Publié le 30 août 2006 - Odile Tobner

Quand on observe l’histoire des cinquante dernières années en Afrique noire, l’action de la France y apparaît évidente : plus de quarante interventions militaires pour défendre les régimes imposés, les actions contre les régimes dissidents sont plus occultes mais on constate que les leaders indociles sont rapidement l’objets de coups d’État ou de manœuvres de déstabilisation.

La volonté de la France de contrôler politiquement l’Afrique ne fait aucun doute. C’est une action de pure puissance, indifférente au sort des populations, et qui a entraîné des conséquences humaines désastreuses en appuyant la gestion économique irresponsable de pouvoirs intouchables.

Petit tour des Etats d’Afrique sub-saharienne des "Indépendances" à nos jours :

  Le Sénégal fut gouverné par Léopold Senghor de 1960 à 1980. Abdou Diouf lui succède et conserve le pouvoir jusqu’en 2000, où Abdoulaye Wade arrive au pouvoir par une élection.

 Le Mali, ancien Soudan français, fut d’abord gouverné par Modibo Keita, qui est renversé en 1968 par une junte militaire conduite par Moussa Traoré. Celui-ci sera lui-même renversé en 1991 par des militaires conduits par Amadou Toumany Touré. Après une conférence nationale, Alpha Oumar Konaré est élu président en 1992, réélu en 1997 il quitte le pouvoir après ses deux mandats. En 2002 Amadou Toumany Touré est élu à la présidence.

 La Guinée, qui rompt avec éclat avec la puissance coloniale en 1958, sera en butte à de multiples manoeuvres de déstabilisation.

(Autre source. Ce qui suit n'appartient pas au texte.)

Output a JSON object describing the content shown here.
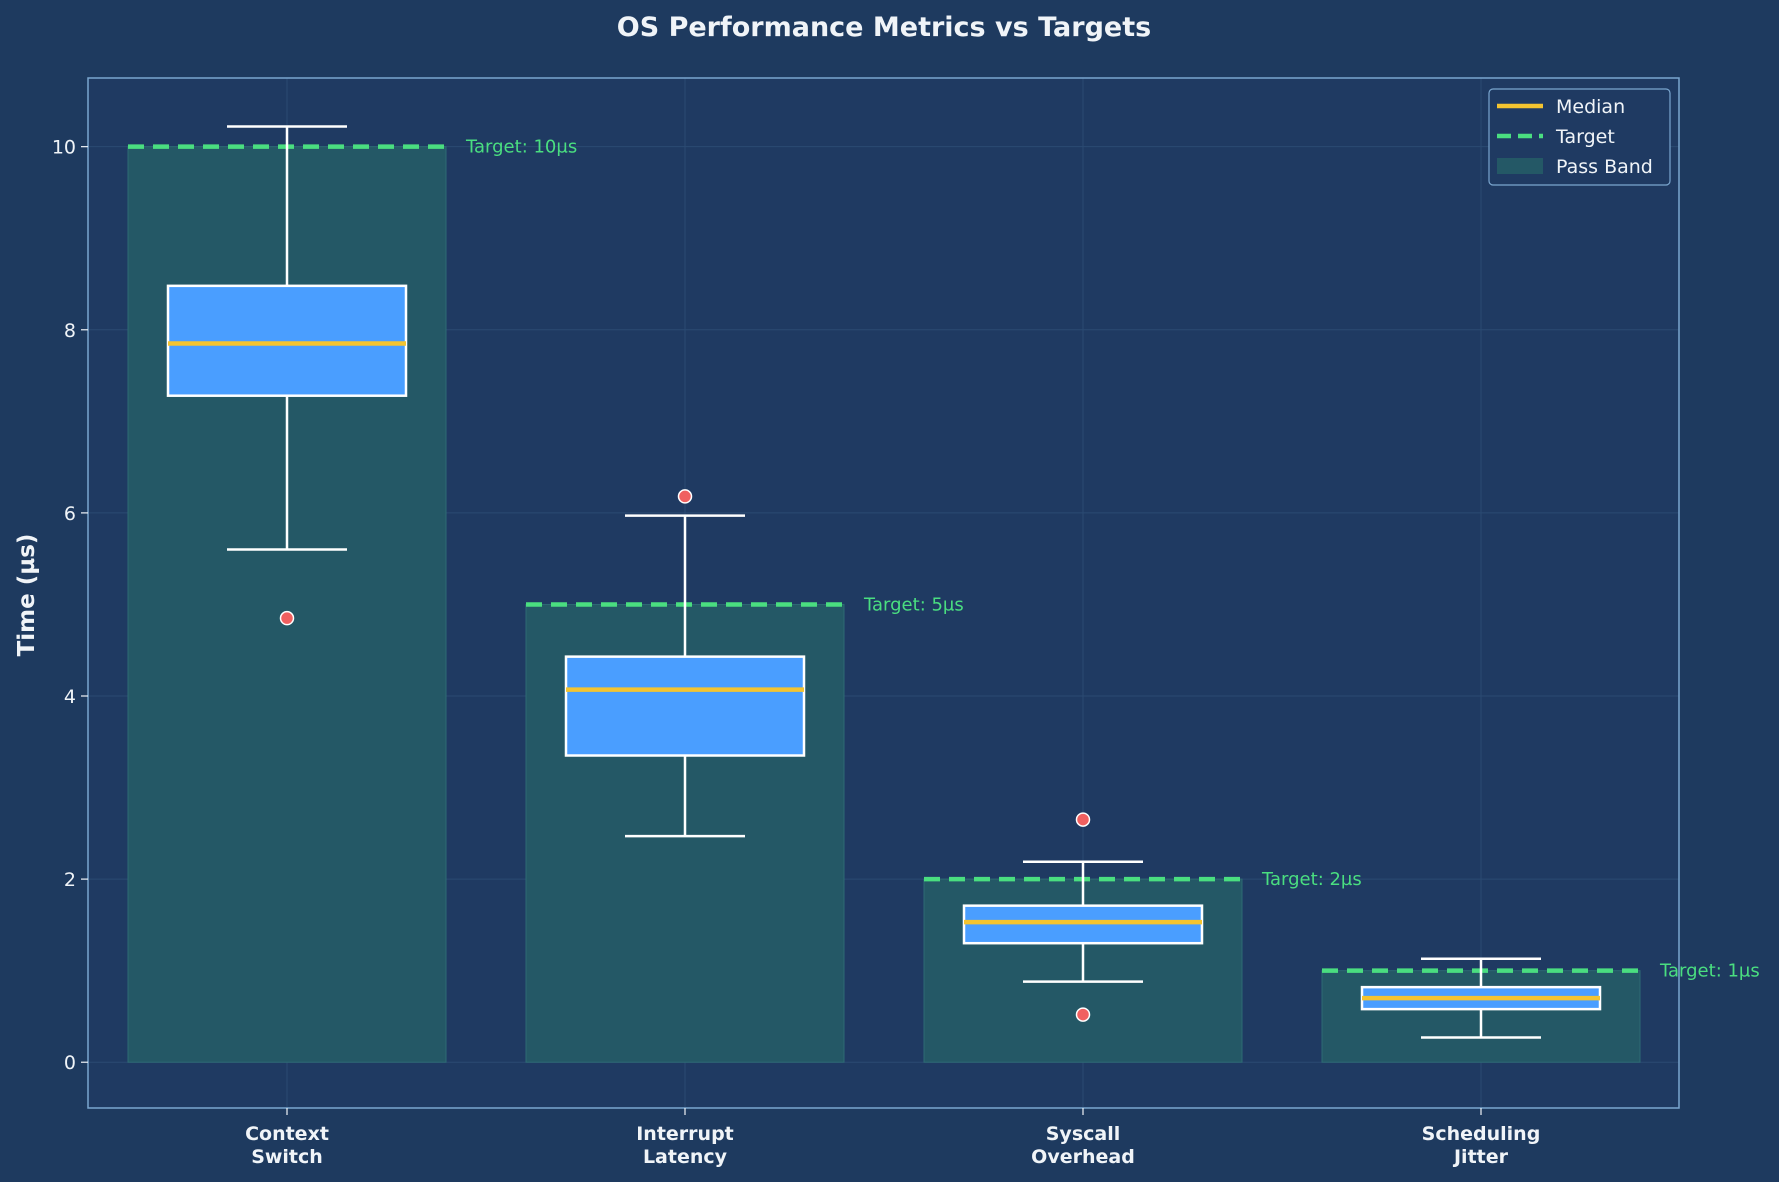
{
  "chart_data": {
    "type": "boxplot",
    "title": "OS Performance Metrics vs Targets",
    "ylabel": "Time (µs)",
    "xlabel": "",
    "ylim": [
      -0.5,
      10.75
    ],
    "yticks": [
      0,
      2,
      4,
      6,
      8,
      10
    ],
    "grid": true,
    "legend_position": "top-right",
    "legend": [
      {
        "label": "Median",
        "kind": "line",
        "color": "#f4c430"
      },
      {
        "label": "Target",
        "kind": "dashed",
        "color": "#4ade80"
      },
      {
        "label": "Pass Band",
        "kind": "patch",
        "color": "#245866"
      }
    ],
    "categories": [
      {
        "lines": [
          "Context",
          "Switch"
        ],
        "target": 10,
        "target_label": "Target: 10µs",
        "whisker_low": 5.6,
        "q1": 7.28,
        "median": 7.85,
        "q3": 8.48,
        "whisker_high": 10.22,
        "outliers": [
          4.85
        ]
      },
      {
        "lines": [
          "Interrupt",
          "Latency"
        ],
        "target": 5,
        "target_label": "Target: 5µs",
        "whisker_low": 2.47,
        "q1": 3.35,
        "median": 4.07,
        "q3": 4.43,
        "whisker_high": 5.97,
        "outliers": [
          6.18
        ]
      },
      {
        "lines": [
          "Syscall",
          "Overhead"
        ],
        "target": 2,
        "target_label": "Target: 2µs",
        "whisker_low": 0.88,
        "q1": 1.3,
        "median": 1.53,
        "q3": 1.71,
        "whisker_high": 2.19,
        "outliers": [
          2.65,
          0.52
        ]
      },
      {
        "lines": [
          "Scheduling",
          "Jitter"
        ],
        "target": 1,
        "target_label": "Target: 1µs",
        "whisker_low": 0.27,
        "q1": 0.58,
        "median": 0.7,
        "q3": 0.82,
        "whisker_high": 1.13,
        "outliers": []
      }
    ],
    "colors": {
      "background": "#1e3a5f",
      "box_fill": "#4a9eff",
      "box_edge": "#ffffff",
      "median": "#f4c430",
      "target": "#4ade80",
      "pass_band": "#245866",
      "outlier": "#f06060",
      "axes_edge": "#7aa6cf",
      "text": "#f0f4f8"
    }
  }
}
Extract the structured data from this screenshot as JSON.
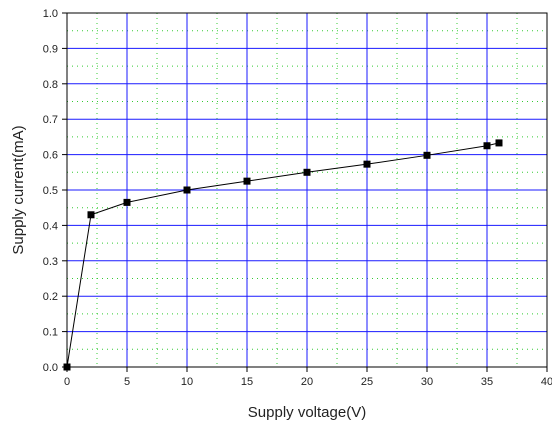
{
  "chart_data": {
    "type": "line",
    "title": "",
    "xlabel": "Supply voltage(V)",
    "ylabel": "Supply current(mA)",
    "xlim": [
      0,
      40
    ],
    "ylim": [
      0,
      1.0
    ],
    "xticks": [
      "0",
      "5",
      "10",
      "15",
      "20",
      "25",
      "30",
      "35",
      "40"
    ],
    "yticks": [
      "0.0",
      "0.1",
      "0.2",
      "0.3",
      "0.4",
      "0.5",
      "0.6",
      "0.7",
      "0.8",
      "0.9",
      "1.0"
    ],
    "grid": true,
    "legend": "none",
    "series": [
      {
        "x": [
          0,
          2,
          5,
          10,
          15,
          20,
          25,
          30,
          35,
          36
        ],
        "y": [
          0.0,
          0.43,
          0.465,
          0.5,
          0.525,
          0.55,
          0.573,
          0.598,
          0.625,
          0.633
        ]
      }
    ],
    "colors": {
      "major_grid": "#1a1aff",
      "minor_grid": "#33cc33",
      "line": "#000000",
      "marker": "#000000"
    }
  }
}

Sékou Touré, qui exerce un pouvoir répressif jusqu’à sa mort en 1984, renoue cependant des relations avec la France à partir de 1975. Depuis que le militaire Lansana Conté est parvenu au pouvoir par un coup d’État à la mort de Sékou Touré, puis élu président en 1993, 1998 et 2003, et que la Guinée est sous la coupe de la Banque mondiale, le pays n’a cessé de s’appauvrir, le régime étant parmi les plus corrompus d’Afrique.

 La Haute-Volta est gouvernée d’abord par Maurice Yaméogo, qui est renversé en 1966 par le général Sangoulé Lamizana. Celui-ci sera chassé en en 1980 par le colonel Saye Zerbo, remplacé en 1982 par le commandant Jean-Baptiste Ouedraogo. Le capitaine Thomas Sankara prend le pouvoir en 1983. Le régime rompt radicalement avec le passé. Le pays prend le nom de Burkina Faso et entreprend une politique anticolonialiste. Thomas Sankara est assassiné en octobre 1987 et remplacé par le commandant Blaise Compaoré qui s’est succédé à lui-même depuis.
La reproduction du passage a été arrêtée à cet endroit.